Die zwei wichtigsten Alternativen (und ihre Grenzen)
Um die Passage durch Ormuz zu umgehen, haben die Förderer im Persischen Golf Hunderte Milliarden in Infrastruktur an Land investiert:
1. Die Ost-West-Pipeline (Petroline, Saudi-Arabien)
Die Route: Sie durchquert die gesamte Arabische Halbinsel von den östlichen Förderfeldern (Abqaiq) bis zum Hafen von Yanbu am Roten Meer.

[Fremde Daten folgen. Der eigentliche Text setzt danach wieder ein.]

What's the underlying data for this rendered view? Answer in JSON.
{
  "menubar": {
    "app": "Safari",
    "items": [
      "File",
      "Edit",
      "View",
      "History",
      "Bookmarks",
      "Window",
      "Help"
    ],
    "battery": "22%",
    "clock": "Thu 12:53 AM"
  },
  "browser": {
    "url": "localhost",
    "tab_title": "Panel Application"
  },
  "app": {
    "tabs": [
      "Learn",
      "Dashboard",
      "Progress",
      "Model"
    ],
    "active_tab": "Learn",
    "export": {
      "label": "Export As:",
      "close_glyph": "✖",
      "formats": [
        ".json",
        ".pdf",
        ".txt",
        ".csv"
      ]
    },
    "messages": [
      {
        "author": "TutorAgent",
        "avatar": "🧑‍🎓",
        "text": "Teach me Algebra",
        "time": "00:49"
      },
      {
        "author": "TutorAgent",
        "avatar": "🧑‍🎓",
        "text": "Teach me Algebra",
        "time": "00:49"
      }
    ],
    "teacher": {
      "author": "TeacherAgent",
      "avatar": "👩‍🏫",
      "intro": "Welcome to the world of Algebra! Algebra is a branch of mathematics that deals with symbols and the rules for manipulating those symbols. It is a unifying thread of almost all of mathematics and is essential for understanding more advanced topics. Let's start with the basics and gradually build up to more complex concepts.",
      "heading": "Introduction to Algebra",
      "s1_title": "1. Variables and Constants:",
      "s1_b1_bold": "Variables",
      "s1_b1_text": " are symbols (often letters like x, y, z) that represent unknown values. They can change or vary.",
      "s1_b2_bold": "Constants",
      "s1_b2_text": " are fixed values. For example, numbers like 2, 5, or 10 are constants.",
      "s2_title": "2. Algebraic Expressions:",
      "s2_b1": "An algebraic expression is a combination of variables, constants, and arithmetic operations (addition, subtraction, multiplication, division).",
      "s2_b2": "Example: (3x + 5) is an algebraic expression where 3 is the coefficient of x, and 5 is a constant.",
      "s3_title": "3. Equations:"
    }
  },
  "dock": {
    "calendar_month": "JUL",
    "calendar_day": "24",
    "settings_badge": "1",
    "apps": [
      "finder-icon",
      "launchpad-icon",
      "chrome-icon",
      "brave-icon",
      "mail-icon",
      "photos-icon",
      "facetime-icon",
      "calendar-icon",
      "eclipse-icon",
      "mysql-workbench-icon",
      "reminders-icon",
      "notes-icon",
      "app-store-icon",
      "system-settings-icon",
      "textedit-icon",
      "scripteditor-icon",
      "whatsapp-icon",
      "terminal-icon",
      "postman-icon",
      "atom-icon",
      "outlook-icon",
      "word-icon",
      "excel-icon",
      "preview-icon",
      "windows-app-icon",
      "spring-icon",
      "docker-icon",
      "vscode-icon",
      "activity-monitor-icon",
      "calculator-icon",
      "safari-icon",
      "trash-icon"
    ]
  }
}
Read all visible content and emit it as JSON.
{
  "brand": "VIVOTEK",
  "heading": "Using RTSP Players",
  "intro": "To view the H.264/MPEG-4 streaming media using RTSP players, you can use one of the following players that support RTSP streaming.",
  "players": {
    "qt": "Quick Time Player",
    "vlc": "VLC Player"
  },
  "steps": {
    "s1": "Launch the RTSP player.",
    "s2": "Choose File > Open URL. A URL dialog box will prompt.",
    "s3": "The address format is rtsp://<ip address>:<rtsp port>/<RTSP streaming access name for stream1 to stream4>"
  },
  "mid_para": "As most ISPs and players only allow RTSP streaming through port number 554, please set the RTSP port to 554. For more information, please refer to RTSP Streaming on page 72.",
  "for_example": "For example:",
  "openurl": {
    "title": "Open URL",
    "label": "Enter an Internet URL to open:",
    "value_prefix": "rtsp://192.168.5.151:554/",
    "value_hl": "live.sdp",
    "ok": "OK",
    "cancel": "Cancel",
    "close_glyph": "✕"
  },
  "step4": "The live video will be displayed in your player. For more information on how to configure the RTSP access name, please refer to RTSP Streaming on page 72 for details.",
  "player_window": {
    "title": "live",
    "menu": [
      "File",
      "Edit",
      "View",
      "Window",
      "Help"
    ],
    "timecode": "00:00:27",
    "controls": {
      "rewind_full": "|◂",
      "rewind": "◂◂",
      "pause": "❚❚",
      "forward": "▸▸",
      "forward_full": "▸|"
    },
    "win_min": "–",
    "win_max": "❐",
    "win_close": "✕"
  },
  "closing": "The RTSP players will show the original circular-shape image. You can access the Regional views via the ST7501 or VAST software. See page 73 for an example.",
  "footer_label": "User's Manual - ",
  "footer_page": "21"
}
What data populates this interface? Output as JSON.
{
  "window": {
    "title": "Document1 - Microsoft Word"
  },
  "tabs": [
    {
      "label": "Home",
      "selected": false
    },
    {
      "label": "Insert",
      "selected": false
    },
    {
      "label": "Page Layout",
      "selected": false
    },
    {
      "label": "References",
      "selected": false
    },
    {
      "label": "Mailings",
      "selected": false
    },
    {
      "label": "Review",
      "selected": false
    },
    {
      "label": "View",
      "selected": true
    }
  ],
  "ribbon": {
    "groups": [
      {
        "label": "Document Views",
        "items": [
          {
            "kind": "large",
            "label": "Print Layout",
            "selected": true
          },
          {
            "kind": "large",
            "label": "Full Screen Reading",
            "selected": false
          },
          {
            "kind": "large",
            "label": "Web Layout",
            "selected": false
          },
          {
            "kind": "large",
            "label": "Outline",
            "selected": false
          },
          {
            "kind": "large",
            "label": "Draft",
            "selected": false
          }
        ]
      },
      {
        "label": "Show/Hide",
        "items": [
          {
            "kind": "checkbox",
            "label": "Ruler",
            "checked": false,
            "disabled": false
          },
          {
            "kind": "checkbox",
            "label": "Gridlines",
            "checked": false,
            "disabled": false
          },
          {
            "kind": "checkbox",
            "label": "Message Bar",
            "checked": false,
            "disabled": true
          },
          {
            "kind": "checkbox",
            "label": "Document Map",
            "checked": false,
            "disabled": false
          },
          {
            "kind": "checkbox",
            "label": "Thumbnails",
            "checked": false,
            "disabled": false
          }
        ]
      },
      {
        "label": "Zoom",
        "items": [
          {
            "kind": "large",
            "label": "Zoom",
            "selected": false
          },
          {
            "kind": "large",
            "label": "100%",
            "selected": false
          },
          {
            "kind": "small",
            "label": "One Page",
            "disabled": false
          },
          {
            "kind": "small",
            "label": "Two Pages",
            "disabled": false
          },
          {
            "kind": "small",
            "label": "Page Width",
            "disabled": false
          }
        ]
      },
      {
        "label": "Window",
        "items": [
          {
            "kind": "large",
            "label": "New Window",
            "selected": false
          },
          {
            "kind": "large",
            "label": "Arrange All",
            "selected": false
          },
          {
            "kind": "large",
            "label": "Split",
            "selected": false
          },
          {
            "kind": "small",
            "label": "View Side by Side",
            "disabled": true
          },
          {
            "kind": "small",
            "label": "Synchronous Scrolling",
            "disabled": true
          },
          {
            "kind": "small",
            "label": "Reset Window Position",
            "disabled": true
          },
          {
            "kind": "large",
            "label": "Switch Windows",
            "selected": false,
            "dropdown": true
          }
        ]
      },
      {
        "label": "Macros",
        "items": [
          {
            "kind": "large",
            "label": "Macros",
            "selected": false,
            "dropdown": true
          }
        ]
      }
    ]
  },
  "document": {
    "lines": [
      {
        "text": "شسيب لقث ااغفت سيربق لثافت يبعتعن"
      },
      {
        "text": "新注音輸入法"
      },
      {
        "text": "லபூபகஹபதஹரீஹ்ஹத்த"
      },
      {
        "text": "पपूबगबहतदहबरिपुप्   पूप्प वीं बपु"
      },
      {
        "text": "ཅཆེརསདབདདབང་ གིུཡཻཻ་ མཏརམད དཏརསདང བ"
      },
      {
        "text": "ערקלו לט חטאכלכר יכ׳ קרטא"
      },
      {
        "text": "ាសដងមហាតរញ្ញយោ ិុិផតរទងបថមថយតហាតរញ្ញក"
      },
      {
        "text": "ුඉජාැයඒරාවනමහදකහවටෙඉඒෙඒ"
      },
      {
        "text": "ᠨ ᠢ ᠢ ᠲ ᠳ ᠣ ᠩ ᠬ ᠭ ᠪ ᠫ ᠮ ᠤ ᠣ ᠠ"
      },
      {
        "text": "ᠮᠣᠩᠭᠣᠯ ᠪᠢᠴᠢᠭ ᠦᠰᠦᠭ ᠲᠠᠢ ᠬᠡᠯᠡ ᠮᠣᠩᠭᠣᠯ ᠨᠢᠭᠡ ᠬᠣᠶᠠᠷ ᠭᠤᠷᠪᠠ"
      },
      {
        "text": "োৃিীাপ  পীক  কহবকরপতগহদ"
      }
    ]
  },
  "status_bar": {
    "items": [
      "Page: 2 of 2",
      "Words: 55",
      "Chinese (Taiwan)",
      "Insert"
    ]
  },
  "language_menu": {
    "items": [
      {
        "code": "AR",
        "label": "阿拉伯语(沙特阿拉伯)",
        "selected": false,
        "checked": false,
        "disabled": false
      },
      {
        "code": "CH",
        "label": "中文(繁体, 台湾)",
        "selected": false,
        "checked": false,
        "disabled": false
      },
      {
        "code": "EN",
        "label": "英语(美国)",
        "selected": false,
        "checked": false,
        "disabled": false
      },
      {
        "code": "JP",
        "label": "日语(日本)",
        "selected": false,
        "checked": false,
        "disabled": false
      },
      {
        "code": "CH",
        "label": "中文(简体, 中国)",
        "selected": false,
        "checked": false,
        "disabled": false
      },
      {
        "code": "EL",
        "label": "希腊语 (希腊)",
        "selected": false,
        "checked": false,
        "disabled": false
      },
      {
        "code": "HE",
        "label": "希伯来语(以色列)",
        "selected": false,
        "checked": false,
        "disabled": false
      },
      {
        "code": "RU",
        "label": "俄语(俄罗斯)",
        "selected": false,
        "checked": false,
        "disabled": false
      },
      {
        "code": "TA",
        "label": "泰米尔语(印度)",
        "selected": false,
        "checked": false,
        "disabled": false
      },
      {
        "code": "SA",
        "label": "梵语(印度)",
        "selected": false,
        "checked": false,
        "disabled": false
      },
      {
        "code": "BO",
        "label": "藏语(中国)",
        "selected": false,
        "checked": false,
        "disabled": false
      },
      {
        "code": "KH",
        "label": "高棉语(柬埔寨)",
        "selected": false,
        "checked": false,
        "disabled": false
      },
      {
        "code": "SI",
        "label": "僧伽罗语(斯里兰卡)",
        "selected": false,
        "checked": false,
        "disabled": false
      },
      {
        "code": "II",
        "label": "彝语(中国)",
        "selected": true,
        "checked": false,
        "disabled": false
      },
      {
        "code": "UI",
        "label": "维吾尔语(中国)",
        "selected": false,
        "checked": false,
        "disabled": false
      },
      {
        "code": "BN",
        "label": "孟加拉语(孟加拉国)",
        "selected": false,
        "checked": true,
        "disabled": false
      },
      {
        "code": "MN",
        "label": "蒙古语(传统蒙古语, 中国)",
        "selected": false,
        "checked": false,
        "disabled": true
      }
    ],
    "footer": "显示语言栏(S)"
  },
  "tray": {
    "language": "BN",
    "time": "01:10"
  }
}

Die Kapazität: Sie kann zwischen 5 und 7 Millionen Barrel pro Tag (mbd) Rohöl transportieren.
Das Problem: Die Gewinnung des Öls über das Rote Meer löst zwar das Ormuz-Problem, verlagert jedoch das Risiko direkt in die Meerenge von Bab-el-Mandeb sowie in die Instabilität im Süden der Halbinsel und im Roten Meer—und macht es für asymmetrische Angriffe (Drohnen, Raketen) verwundbar.
2. Pipeline Habshan–Fujairah / ADCOP (Vereinigte Arabische Emirate)
Die Route: Verbindet die Erdölfelder von Abu Dhabi mit dem Hafen von Fujairah und führt direkt in den Golf von Oman.
Die Kapazität: Etwa 1,5 bis 1,8 mbd.
Das Problem: Obwohl sie die Überquerung von Ormuz vermeidet, deckt ihr Volumen kaum einen Bruchteil der globalen Nachfrage ab, und die Hafenanlagen für den Versand liegen nur in kurzer Distanz zu Gebieten mit Konfliktpotenzial.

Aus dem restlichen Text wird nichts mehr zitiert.